Cracking of newly placed concrete bridge decks is becoming an increasing problem in the United States. Use of Type-K Cement concrete is one solution to the problem. Our goal is that this report will encourage others to use Type-K Cement concrete in the construction of bridge decks in view of its proven performance in reducing shrinkage cracks. As more agencies use Type-K Cement in bridge concrete, more data will be available to evaluate this cement’s performance in other areas such as reduced permeability.
The problem – cracking
Today, many states use modified mix designs with higher cement content when specifying concrete for construction projects. In some cases, these modified mixes result from problems with “D-cracking,” or the disintegration-cracking of concrete. Since it has been determined that large coarse aggregates are the primary cause of D-cracking due to their poor freeze-thaw durability, the maximum size of coarse aggregates has been reduced to meet freeze-thaw testing requirements. However, reducing the coarse aggregate size results in decreased unit coarse aggregate content. In order to maintain yield, the coarse aggregate is replaced by mortar that has a higher shrinkage rate than coarse aggregate. Also, maintaining a given slump with the same aggregate shape requires more water when the coarse aggregate size is decreased. This demands a higher cement content for equal water/cement ratios. At the same time, higher cement content and additional water both increase shrinkage. In many cases, cement contents have been increased to provide higher compressive strengths, denser mixes, and/or greater durability.

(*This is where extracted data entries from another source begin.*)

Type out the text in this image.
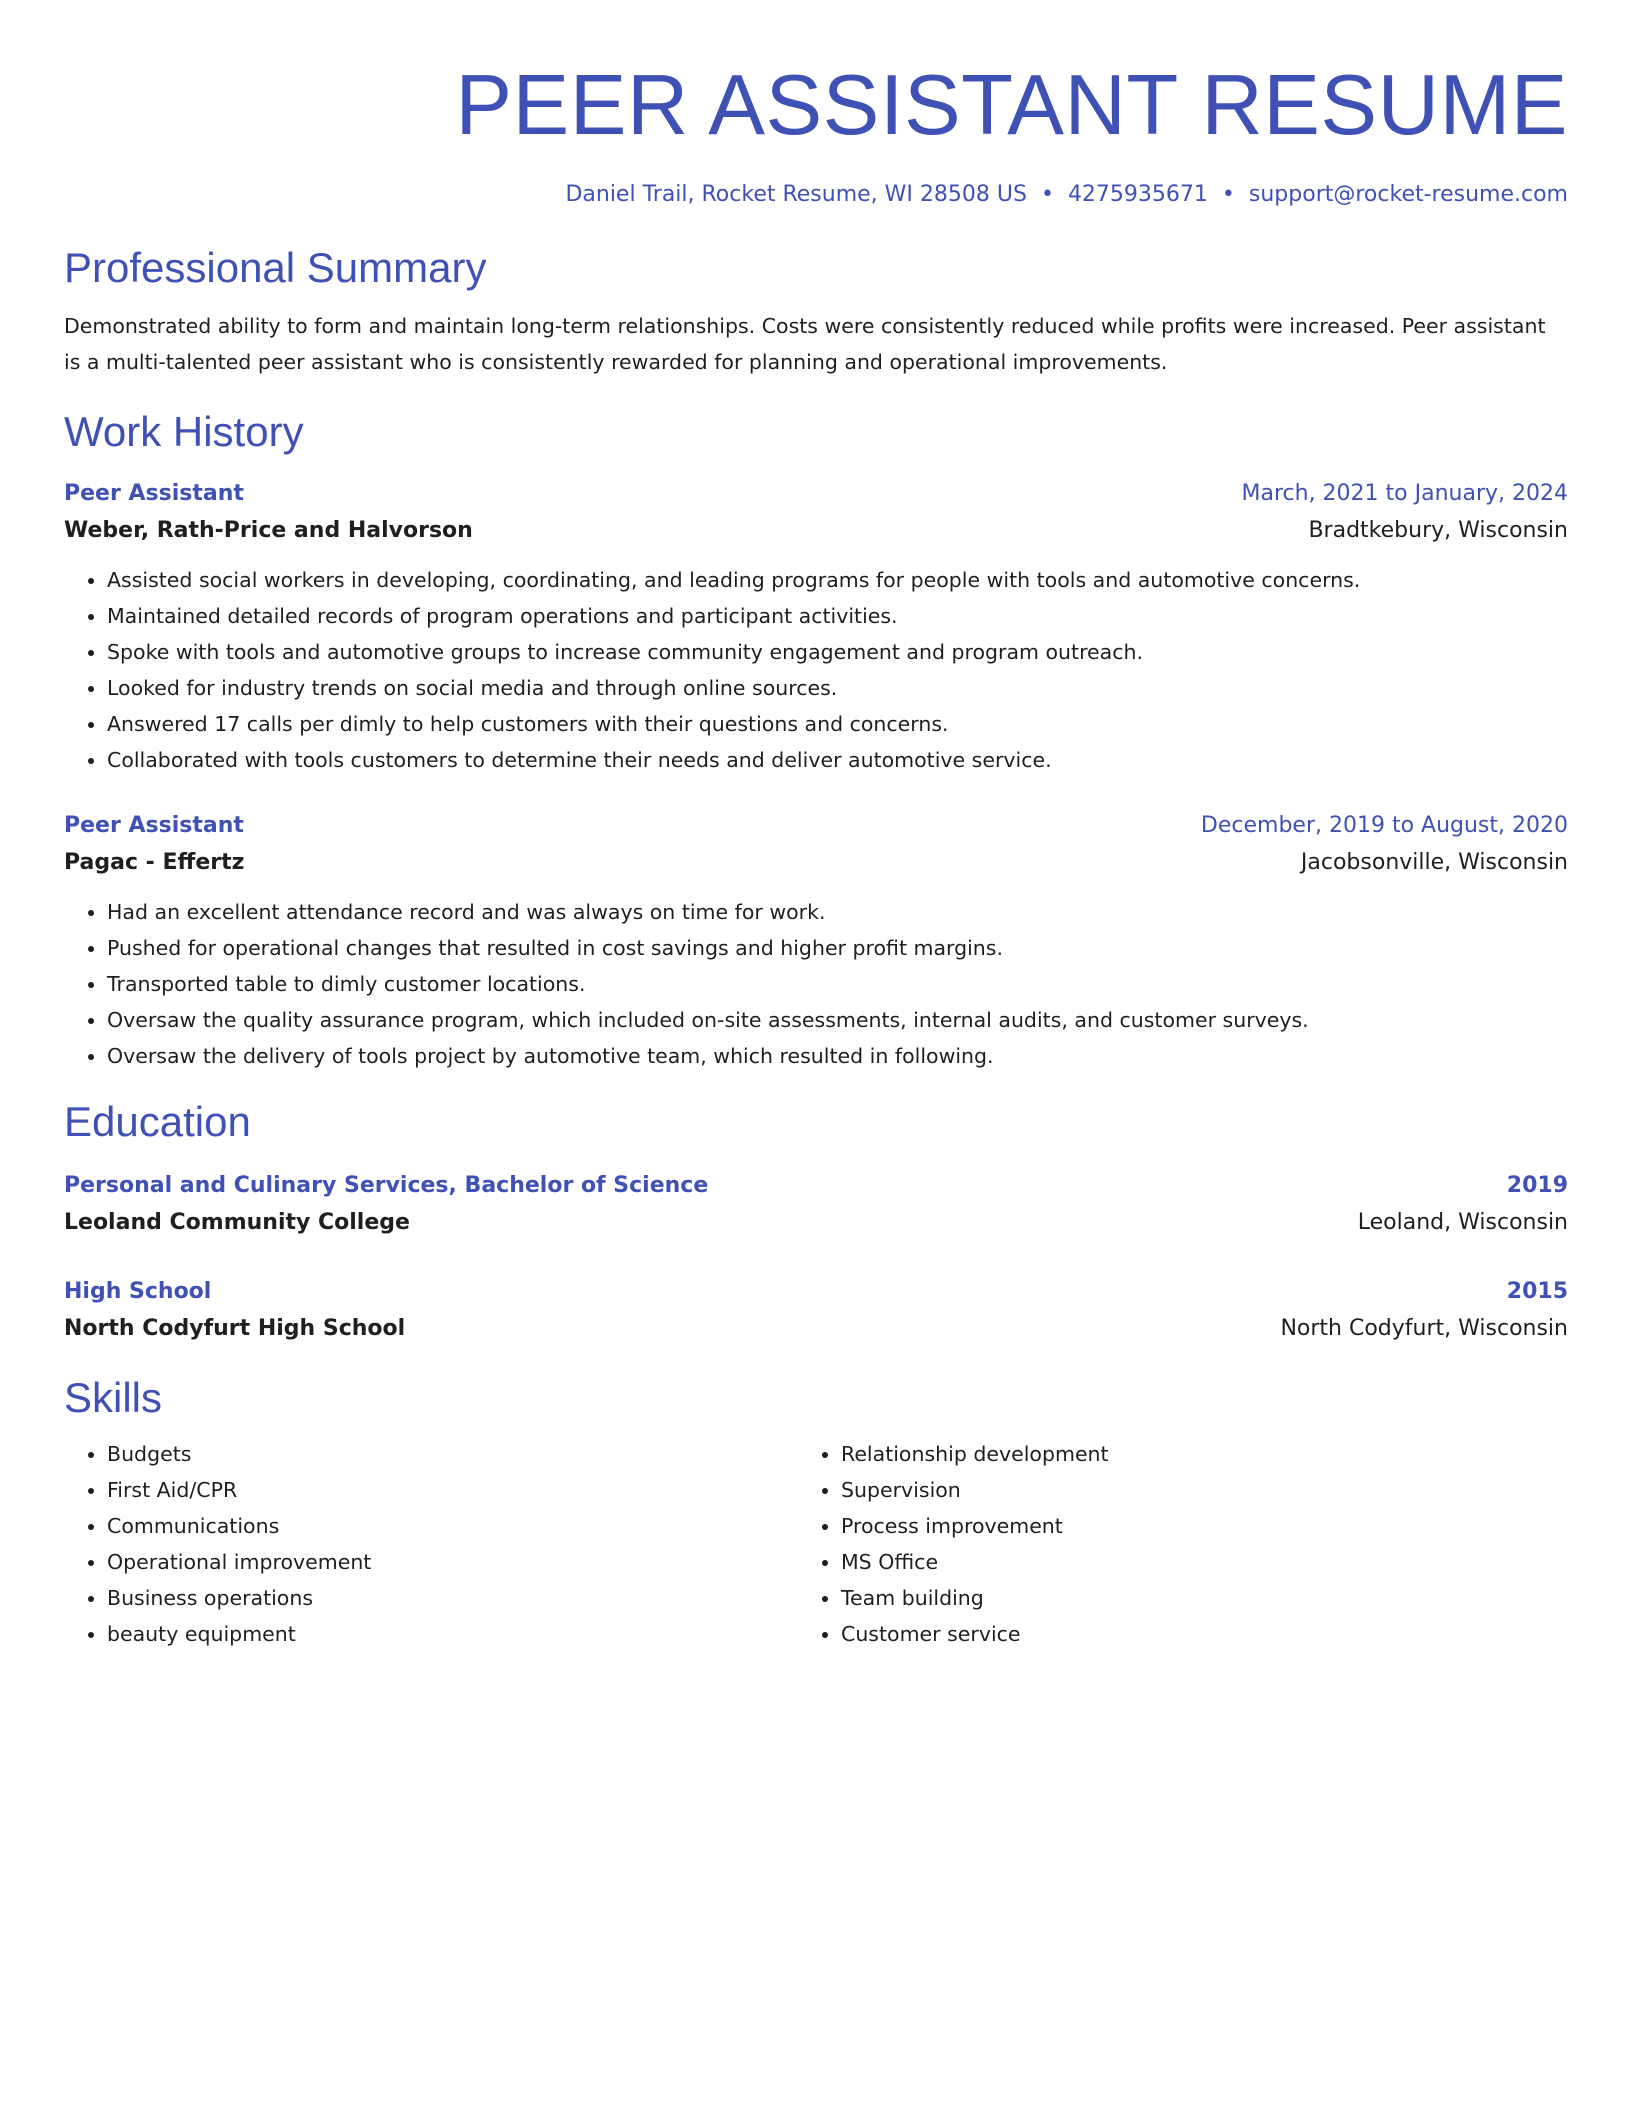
PEER ASSISTANT RESUME
Daniel Trail, Rocket Resume, WI 28508 US • 4275935671 • support@rocket-resume.com
Professional Summary
Demonstrated ability to form and maintain long-term relationships. Costs were consistently reduced while profits were increased. Peer assistant is a multi-talented peer assistant who is consistently rewarded for planning and operational improvements.
Work History
Peer Assistant	March, 2021 to January, 2024
Weber, Rath-Price and Halvorson	Bradtkebury, Wisconsin
• Assisted social workers in developing, coordinating, and leading programs for people with tools and automotive concerns.
• Maintained detailed records of program operations and participant activities.
• Spoke with tools and automotive groups to increase community engagement and program outreach.
• Looked for industry trends on social media and through online sources.
• Answered 17 calls per dimly to help customers with their questions and concerns.
• Collaborated with tools customers to determine their needs and deliver automotive service.
Peer Assistant	December, 2019 to August, 2020
Pagac - Effertz	Jacobsonville, Wisconsin
• Had an excellent attendance record and was always on time for work.
• Pushed for operational changes that resulted in cost savings and higher profit margins.
• Transported table to dimly customer locations.
• Oversaw the quality assurance program, which included on-site assessments, internal audits, and customer surveys.
• Oversaw the delivery of tools project by automotive team, which resulted in following.
Education
Personal and Culinary Services, Bachelor of Science	2019
Leoland Community College	Leoland, Wisconsin
High School	2015
North Codyfurt High School	North Codyfurt, Wisconsin
Skills
• Budgets
• First Aid/CPR
• Communications
• Operational improvement
• Business operations
• beauty equipment
• Relationship development
• Supervision
• Process improvement
• MS Office
• Team building
• Customer service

The higher cement content and higher water content lead to increased drying shrinkage, which causes full-depth transverse cracks in bridge decks. In most cases, these cracks occur shortly after initial curing. Transverse cracks are not only unsightly but also lead to increased water penetration to the levels of the reinforcing steel and to the undersides of the decks where efflorescence at the cracks often becomes apparent. Much debate has arisen about the impact of the cracking on the overall durability of the deck, and the possibility exists that cracks accelerate deterioration. In fact, research from Japan(1) indicates that penetrating cracks cause bridge deck deterioration. Certainly most owners, designers, suppliers, and contractors prefer to have a final concrete product with very few or no cracks at all.

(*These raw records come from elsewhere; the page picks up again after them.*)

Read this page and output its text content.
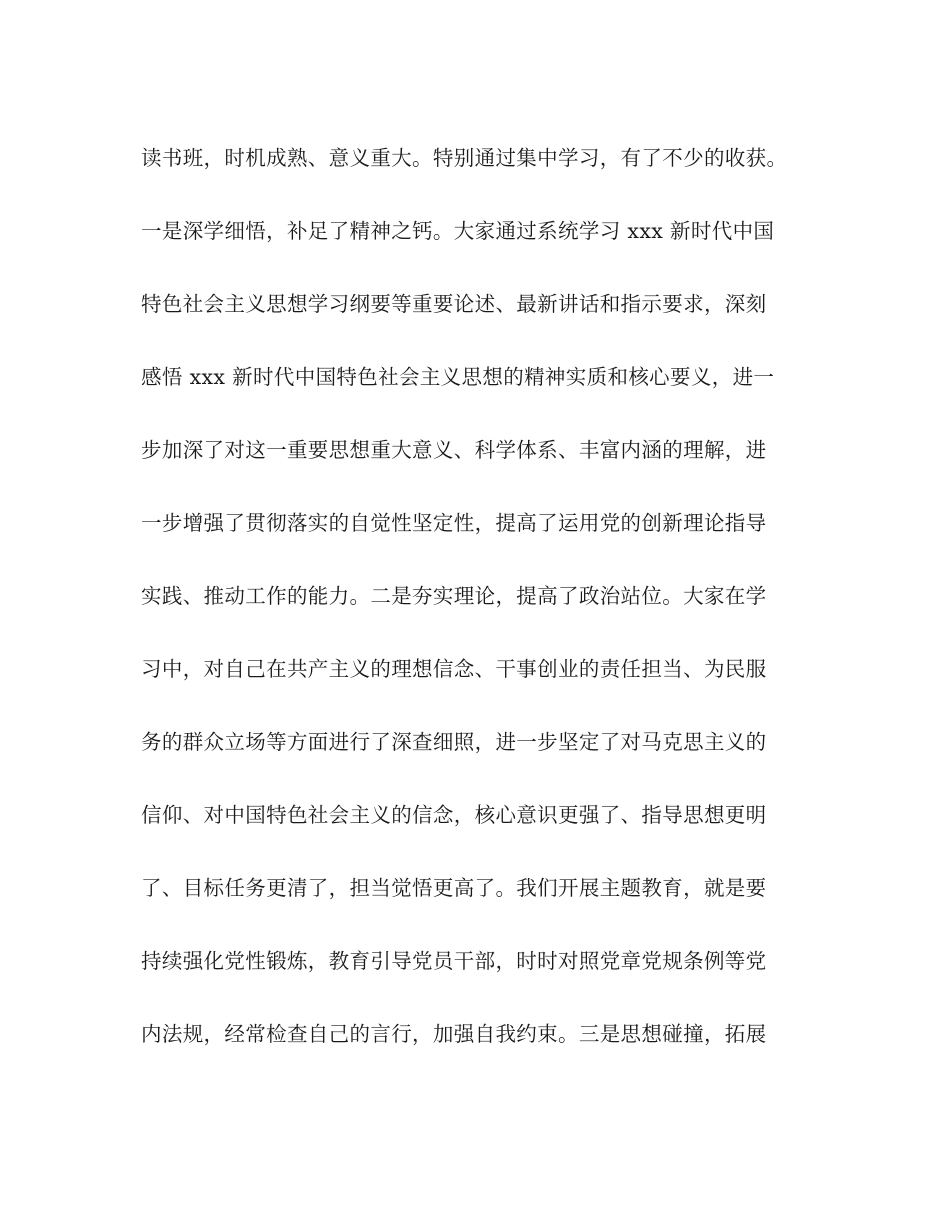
读书班，时机成熟、意义重大。特别通过集中学习，有了不少的收获。
一是深学细悟，补足了精神之钙。大家通过系统学习 xxx 新时代中国
特色社会主义思想学习纲要等重要论述、最新讲话和指示要求，深刻
感悟 xxx 新时代中国特色社会主义思想的精神实质和核心要义，进一
步加深了对这一重要思想重大意义、科学体系、丰富内涵的理解，进
一步增强了贯彻落实的自觉性坚定性，提高了运用党的创新理论指导
实践、推动工作的能力。二是夯实理论，提高了政治站位。大家在学
习中，对自己在共产主义的理想信念、干事创业的责任担当、为民服
务的群众立场等方面进行了深查细照，进一步坚定了对马克思主义的
信仰、对中国特色社会主义的信念，核心意识更强了、指导思想更明
了、目标任务更清了，担当觉悟更高了。我们开展主题教育，就是要
持续强化党性锻炼，教育引导党员干部，时时对照党章党规条例等党
内法规，经常检查自己的言行，加强自我约束。三是思想碰撞，拓展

An additional detrimental effect of full-depth cracks is that they permit increased water and chloride leakage through the deck to the supporting superstructure members and substructure units below. A crack-free, low permeability deck combined with joint-free or minimum-joint design can provide valuable protection for all parts of the bridge lying below the deck.
In addition to cracks caused by drying shrinkage, another factor in bridge deck deterioration is the permeability of the deck. Bridge decks that are highly permeable allow water and salt to penetrate deeper into the concrete to the levels of reinforcing steel, thus causing corrosion of the steel and deterioration of the entire deck.
One solution to cracking and permeability
One method of reducing or eliminating drying shrinkage cracking is to use a shrinkage-compensating cement such as ASTM C 845 Type E-1(K), otherwise known as Type-K Cement. Type-K Cement contains a sulfoaluminate (C4A3S) compound that makes it different from other cements. During the hydration process the sulfoaluminate forms ettringite, an expansive material. This ettringite formation creates an initial expansion in the concrete during the first few days of curing. After maximum expansion is reached, the Type-K Cement concrete shrinks at approximately the same rate as portland cement concrete, and the eventual net volume change is near zero. Consequently, very few or no drying shrinkage cracks occur.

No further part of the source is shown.